Note that the pdf. for each variable should either be ${1 \over \sqrt{2 \pi}} e^{- { x^2 \over 2}}$ or ${1 \over \sqrt{\pi}} e^{- { x^2 }}$ in order to normalize to one when integrated. I will use the latter, but the answer is the same regardless (irregardless :-).
You want to compute $p= {1 \over \pi} \int_A e^{-\|x\|^2} dx$, where $A=\{x | x_2 \ge 2x_1 \}$. Note that $A$ is a half-space, so we can find a rotation so that $Q A = \{ x | x_2 \ge 0 \}$. The change of variables theorem gives $\int_A e^{-\|x\|^2} dx = \int_{QA} e^{-\|Q^{-1}x\|^2} dx = \int_{\{ x | x_2 \ge 0 \}} e^{-\|x\|^2} dx $, from which we get $p= {1 \over 2}$.

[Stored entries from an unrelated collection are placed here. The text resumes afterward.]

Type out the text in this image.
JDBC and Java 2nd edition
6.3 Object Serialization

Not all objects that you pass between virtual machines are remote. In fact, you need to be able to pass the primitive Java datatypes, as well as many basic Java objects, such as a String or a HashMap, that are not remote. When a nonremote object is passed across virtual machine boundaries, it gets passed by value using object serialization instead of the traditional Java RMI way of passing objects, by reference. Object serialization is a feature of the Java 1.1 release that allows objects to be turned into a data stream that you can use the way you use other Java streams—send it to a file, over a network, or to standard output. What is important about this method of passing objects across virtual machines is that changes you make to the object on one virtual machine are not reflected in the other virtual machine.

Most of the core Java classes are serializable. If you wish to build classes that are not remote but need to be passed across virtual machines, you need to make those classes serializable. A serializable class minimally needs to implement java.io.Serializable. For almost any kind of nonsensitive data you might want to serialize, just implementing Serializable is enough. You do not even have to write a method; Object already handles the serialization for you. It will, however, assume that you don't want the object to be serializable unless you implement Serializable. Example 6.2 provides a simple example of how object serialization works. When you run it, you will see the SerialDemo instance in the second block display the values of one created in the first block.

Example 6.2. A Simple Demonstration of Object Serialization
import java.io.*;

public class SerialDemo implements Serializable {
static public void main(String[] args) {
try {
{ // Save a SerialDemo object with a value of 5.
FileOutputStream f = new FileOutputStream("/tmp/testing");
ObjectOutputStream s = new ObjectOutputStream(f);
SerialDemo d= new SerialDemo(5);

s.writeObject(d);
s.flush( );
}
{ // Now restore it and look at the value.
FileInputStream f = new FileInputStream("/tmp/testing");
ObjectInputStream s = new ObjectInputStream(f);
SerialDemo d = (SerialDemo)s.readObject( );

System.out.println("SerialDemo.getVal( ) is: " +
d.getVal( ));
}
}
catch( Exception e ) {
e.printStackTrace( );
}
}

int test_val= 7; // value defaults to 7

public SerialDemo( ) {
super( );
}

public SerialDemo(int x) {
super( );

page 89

Let $X_{1}$ and $X_{2}$ be iid random variables from $N(\mu,\sigma^{2})$ So you want to find $$P(X_{1}\geq 2X_{2})=P(X_{1}-2X_{2}\geq0)$$ where $-2X_{2}\sim N(-2\mu,4\sigma^{2})$ thus $X_{1}-2X_{2}\sim N(-\mu,5\sigma^{2})$ so converting to a standard normal with $Z=\dfrac{(X_{1}-2X_{2})+\mu}{\sigma\sqrt{5}}\sim N(0,1)$ we have $$=P\left(Z\geq \frac{\mu}{\sigma\sqrt{5}}\right)$$ And you can find that with standard normal table
Also note the reason why I use $X_{1}$ and $X_{2}$ is because when you say "two numbers are chosen from a normal distribution" this just means your sampling from distribution where $X_{1}$ represents first sample and $X_{2}$ represents second sample.